While Australia has often been criticised for the lack of support and funding given to social enterprises, Pryor secured a seed investment of $150,000 within two months of coming up with the idea from the shelters, finding investors through LinkedIn.
“I grew a lot of networks on LinkedIn, especially when I was younger when a lot of people weren’t on it, or not recognising how resourceful it was. I did all my lead generation through there,” he said.
He then approached a variety of Melbourne architects and interior designers to develop the concept, eventually partnering with Charlwood Design.
“We used a UV-stabilised polypropylene, a durable, weather resistant, and thermally insulated material. We then had to pass rigorous testing standards, which are set by various aid relief organisations and soon found that the pop up dwelling proved to be suitable in even the most extreme weather conditions,” Pryor said.
“We also designed the shelter to include various manually-operated air vents so that as cool air enters through the shelter’s base, warm air is expelled, further adapting the shelter for all types of climates.”
It was also through his LinkedIn networks that Pryor then connected with Oxfam, applying for a grant scheme that was looking to develop a latrine shelter. He now helps the organisation source shelters.
So given that there are many stages of rebuilding after a disaster, where does the compact shelter fit in? Pryor explained that in a situation where a natural disaster has occurred, such as the Nepal earthquake, the compact shelters would be sent at the two to three-month mark, when temporary housing structures can be set up.

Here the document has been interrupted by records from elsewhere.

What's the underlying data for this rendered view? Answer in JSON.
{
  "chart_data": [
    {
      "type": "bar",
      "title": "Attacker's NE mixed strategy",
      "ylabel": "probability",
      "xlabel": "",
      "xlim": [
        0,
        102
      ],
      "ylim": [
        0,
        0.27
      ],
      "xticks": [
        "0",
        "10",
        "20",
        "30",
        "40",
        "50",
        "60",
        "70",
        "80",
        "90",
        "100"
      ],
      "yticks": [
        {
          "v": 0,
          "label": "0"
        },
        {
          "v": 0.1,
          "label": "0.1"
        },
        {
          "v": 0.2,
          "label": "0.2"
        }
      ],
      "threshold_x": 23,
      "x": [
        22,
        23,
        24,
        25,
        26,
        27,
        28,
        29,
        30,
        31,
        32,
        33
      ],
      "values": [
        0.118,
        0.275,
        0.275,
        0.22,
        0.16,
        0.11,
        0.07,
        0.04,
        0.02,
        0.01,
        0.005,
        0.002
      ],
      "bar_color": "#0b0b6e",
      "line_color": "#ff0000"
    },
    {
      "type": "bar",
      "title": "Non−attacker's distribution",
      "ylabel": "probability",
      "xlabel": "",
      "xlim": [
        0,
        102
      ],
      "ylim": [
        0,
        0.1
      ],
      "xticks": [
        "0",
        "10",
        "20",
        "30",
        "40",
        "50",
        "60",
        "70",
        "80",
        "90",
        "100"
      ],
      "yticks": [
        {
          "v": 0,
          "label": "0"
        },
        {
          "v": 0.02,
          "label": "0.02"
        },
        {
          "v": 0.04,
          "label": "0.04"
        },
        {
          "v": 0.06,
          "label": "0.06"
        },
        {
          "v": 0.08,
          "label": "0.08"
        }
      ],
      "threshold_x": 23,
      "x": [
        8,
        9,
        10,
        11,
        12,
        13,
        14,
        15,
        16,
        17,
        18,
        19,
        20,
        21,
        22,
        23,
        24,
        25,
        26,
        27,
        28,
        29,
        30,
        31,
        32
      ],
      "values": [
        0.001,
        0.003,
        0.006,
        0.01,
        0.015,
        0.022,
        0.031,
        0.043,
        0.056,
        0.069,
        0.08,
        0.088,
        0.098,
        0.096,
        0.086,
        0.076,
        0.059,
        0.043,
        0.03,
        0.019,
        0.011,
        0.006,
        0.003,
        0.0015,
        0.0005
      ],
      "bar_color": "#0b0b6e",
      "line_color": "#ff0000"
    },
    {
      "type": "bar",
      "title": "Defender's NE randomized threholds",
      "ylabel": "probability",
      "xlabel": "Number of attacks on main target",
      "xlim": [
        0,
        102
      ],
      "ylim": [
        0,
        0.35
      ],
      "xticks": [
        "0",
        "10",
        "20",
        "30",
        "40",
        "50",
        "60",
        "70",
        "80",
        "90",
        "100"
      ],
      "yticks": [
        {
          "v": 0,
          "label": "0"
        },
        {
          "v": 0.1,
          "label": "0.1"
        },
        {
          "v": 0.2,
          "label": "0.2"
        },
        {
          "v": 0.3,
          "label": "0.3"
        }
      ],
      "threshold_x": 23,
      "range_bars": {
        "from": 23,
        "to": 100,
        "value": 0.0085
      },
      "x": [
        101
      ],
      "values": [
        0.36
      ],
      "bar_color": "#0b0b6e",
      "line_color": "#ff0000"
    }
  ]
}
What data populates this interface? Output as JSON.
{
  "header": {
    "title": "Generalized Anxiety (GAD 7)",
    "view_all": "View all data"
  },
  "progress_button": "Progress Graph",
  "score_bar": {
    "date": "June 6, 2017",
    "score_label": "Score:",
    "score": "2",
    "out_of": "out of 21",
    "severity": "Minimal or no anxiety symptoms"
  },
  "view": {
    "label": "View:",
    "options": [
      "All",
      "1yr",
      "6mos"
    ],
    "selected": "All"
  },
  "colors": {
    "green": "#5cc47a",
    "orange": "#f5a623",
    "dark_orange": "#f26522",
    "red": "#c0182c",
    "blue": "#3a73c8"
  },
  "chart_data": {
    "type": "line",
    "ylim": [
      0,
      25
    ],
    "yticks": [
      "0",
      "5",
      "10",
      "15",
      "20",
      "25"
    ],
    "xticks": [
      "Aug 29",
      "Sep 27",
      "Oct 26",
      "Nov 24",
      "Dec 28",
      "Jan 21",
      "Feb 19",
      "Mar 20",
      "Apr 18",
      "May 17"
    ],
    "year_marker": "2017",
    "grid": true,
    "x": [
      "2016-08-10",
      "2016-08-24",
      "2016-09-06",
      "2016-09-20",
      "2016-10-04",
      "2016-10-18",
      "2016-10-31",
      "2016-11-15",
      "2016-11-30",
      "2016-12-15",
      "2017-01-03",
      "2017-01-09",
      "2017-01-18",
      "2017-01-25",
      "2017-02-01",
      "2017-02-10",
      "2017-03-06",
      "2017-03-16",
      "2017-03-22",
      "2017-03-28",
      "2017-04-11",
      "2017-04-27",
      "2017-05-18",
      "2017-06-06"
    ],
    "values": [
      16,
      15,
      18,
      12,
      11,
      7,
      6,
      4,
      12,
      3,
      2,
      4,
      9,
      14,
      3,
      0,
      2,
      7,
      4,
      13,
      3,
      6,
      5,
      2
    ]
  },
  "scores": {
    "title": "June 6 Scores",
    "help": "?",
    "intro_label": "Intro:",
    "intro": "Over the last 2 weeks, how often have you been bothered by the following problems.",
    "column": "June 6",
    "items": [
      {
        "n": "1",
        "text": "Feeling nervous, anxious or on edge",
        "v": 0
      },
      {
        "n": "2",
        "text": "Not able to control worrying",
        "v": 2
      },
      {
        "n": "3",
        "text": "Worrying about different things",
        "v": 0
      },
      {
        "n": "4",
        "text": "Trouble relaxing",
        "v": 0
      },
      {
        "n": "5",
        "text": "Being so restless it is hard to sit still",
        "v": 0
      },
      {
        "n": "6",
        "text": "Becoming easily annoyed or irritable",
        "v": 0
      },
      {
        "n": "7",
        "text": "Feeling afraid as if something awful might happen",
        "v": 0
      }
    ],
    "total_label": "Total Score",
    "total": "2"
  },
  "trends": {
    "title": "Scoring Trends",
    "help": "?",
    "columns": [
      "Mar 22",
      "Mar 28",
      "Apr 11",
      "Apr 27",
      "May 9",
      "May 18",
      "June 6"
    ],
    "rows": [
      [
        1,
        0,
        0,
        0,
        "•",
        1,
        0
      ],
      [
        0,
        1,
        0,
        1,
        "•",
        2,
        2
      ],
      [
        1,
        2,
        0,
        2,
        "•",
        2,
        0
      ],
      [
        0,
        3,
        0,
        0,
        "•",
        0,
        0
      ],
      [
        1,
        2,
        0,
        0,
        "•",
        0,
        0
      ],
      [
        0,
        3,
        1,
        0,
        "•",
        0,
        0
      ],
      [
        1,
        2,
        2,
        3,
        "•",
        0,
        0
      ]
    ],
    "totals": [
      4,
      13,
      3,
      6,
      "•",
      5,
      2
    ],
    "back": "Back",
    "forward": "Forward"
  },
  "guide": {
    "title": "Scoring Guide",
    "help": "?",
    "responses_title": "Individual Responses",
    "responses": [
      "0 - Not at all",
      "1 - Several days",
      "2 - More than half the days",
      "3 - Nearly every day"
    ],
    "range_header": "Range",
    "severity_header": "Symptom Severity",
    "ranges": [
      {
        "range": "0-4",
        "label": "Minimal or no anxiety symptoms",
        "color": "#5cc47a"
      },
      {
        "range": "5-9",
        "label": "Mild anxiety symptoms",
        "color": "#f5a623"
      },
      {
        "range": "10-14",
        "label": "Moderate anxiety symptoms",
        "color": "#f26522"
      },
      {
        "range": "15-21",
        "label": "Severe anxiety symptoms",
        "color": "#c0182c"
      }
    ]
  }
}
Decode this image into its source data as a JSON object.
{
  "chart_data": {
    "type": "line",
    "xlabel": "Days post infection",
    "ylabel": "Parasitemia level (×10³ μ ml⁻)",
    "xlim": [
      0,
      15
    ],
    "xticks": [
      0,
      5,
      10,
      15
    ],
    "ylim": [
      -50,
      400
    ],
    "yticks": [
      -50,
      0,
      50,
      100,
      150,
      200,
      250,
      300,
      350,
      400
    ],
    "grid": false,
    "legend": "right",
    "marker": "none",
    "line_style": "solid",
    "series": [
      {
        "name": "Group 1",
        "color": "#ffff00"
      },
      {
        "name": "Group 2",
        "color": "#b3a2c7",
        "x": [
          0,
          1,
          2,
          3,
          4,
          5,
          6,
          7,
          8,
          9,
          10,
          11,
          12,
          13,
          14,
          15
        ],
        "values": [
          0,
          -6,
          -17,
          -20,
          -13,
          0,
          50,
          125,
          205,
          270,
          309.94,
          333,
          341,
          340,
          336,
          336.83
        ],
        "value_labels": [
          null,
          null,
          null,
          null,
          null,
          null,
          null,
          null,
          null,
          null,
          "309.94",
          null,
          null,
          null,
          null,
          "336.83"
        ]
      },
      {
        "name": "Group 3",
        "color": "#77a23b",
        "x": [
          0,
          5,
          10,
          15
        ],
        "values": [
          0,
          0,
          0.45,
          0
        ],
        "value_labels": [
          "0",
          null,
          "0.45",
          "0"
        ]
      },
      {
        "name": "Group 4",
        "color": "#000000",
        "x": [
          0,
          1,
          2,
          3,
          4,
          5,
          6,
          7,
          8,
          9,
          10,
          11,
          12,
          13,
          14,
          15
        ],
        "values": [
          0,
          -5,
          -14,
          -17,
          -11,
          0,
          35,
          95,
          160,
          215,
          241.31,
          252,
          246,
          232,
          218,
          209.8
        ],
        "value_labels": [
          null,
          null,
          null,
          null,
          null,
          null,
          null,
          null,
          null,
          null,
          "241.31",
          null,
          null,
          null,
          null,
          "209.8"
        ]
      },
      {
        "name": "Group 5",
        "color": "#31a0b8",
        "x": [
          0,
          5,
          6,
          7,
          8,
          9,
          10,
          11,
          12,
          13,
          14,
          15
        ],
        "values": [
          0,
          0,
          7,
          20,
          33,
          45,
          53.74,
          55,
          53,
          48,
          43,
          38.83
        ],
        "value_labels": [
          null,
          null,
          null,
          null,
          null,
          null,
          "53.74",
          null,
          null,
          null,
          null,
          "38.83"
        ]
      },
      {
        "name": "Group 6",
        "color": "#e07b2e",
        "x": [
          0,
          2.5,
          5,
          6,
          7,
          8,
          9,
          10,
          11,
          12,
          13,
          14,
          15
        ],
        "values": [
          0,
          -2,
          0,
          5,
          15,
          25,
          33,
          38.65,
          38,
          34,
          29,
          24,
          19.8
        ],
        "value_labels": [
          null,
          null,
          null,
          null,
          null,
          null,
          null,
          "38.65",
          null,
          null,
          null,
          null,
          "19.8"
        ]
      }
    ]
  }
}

“In terms of layout of aid relief and providing shelter, the development of shelter goes from a tent to a marquee. There’s a market we found that’s between a marquee and transitional shelter that is basically a dwelling which has hard walls, which is our shelter,” he said.
Though Pryor originally came up with the idea for the shelters as a response, or solution to, homelessness, aid relief seems like a better fit for the product. At US$180 each, it would be hard to provide large numbers of homeless people with such shelters, while the question of where they could be set up is also key.
Pryor has taken the idea of the compact and lightweight to a new product. He has started a subsidiary company, The Social Vessel, which has created a collapsible ‘vessel’ that can hold up to 5 or 6 litres of liquid. As well as targeting the camping and outdoor market, the product will be aimed at music festival-goers.
“We’re also looking at social enterprise – we’ve teamed up with a Melbourne charity called Anonymous X, where with every purchase we’ll be supplying a vessel to them to give to the homeless,” Pryor said.
Pryor was recently named the winner of the Innovation award in the Victorian Young Achiever Awards. He hopes to leverage the recognition received from the award into funding for The Social Vessel.